Laut dem Staatssekretariat für internationale Finanzfragen (SIF) wäre eine globale Mindeststeuer innovations- und wachstumshemmend. Es geht davon aus, dass eine solche der Schweiz Verluste bei der Gewinnsteuer bringen würde.
Ist das die Lösung für Steuerungerechtigkeit? Da herrscht Skepsis. «Es ist absurd, dass die G7 behaupten, ein kaputtes globales Steuersystem zu überarbeiten, indem sie eine weltweite Mindeststeuer aufsetzen, die den niedrigen Steuersätzen in Steueroasen wie Irland, der Schweiz oder Singapur ähnlich ist», sagt zum Beispiel die Geschäftsführerin der Entwicklungsorganisation Oxfam International.

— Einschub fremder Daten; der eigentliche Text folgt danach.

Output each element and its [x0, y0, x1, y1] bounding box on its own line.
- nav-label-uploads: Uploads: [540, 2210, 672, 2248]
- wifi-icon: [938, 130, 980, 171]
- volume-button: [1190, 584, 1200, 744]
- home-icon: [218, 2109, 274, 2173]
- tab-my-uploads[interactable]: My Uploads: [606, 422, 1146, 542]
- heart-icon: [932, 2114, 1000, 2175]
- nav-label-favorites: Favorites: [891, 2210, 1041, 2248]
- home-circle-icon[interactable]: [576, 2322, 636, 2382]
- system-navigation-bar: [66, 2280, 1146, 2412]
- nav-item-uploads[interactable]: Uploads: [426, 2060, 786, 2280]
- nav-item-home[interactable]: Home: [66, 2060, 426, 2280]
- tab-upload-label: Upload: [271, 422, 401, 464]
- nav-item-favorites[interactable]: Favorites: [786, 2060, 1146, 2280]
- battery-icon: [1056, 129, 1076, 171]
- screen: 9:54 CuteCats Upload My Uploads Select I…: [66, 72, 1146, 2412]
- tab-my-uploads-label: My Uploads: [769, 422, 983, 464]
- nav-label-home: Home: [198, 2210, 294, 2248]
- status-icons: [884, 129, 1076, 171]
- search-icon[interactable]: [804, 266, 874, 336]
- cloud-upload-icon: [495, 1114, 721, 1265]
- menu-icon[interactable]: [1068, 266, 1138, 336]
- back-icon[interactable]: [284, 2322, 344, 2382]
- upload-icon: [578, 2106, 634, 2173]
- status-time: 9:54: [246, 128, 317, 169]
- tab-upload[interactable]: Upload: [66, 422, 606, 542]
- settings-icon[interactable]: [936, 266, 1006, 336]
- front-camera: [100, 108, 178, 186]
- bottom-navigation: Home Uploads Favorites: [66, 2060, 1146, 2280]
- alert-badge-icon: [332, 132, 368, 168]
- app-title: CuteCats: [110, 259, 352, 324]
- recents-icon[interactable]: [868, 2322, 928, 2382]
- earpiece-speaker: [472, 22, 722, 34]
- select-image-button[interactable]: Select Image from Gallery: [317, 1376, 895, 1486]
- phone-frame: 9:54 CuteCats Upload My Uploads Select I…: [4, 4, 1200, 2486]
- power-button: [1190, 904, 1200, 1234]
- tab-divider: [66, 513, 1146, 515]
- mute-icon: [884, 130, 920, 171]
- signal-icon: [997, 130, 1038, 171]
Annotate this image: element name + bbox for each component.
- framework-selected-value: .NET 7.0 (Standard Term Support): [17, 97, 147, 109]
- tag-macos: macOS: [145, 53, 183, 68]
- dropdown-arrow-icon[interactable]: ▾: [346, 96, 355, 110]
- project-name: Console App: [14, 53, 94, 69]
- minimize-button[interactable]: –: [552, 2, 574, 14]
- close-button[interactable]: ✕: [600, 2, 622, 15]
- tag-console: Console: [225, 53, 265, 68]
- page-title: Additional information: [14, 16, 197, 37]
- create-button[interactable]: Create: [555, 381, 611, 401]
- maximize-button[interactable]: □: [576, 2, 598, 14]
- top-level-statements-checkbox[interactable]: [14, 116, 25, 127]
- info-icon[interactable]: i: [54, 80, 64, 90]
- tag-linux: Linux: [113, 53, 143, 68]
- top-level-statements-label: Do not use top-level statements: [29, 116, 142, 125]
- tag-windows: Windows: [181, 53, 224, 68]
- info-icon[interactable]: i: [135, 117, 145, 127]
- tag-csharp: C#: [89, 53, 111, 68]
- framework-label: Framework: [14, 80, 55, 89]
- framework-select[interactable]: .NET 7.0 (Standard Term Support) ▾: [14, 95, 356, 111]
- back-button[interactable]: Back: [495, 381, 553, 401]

Ausserdem sind 15 Prozent ein Kompromiss. Die USA hatten zuvor einen Satz von 21 Prozent vorgeschlagen. Bei dieser vergleichsweise niedrigen Schwelle besteht die Hoffnung, dass die Gegner das Vorhaben nicht zum Kippen bringen. Anderen sind 15 Prozent zu wenig: So hat Frankreich angekündigt, dass es für einen höheren Satz kämpfen will.
Wie geht es weiter? Die G7-Vereinbarung muss nun im G20-Kreis mit den wichtigsten Schwellenländern Bestand haben und auch in ganz Europa zum Konsens werden. Im Juli treffen sich die G20-Staaten in Venedig. Dann dürfte sich zeigen, ob die G7-Einigung die Zustimmung der Schwellenländer findet.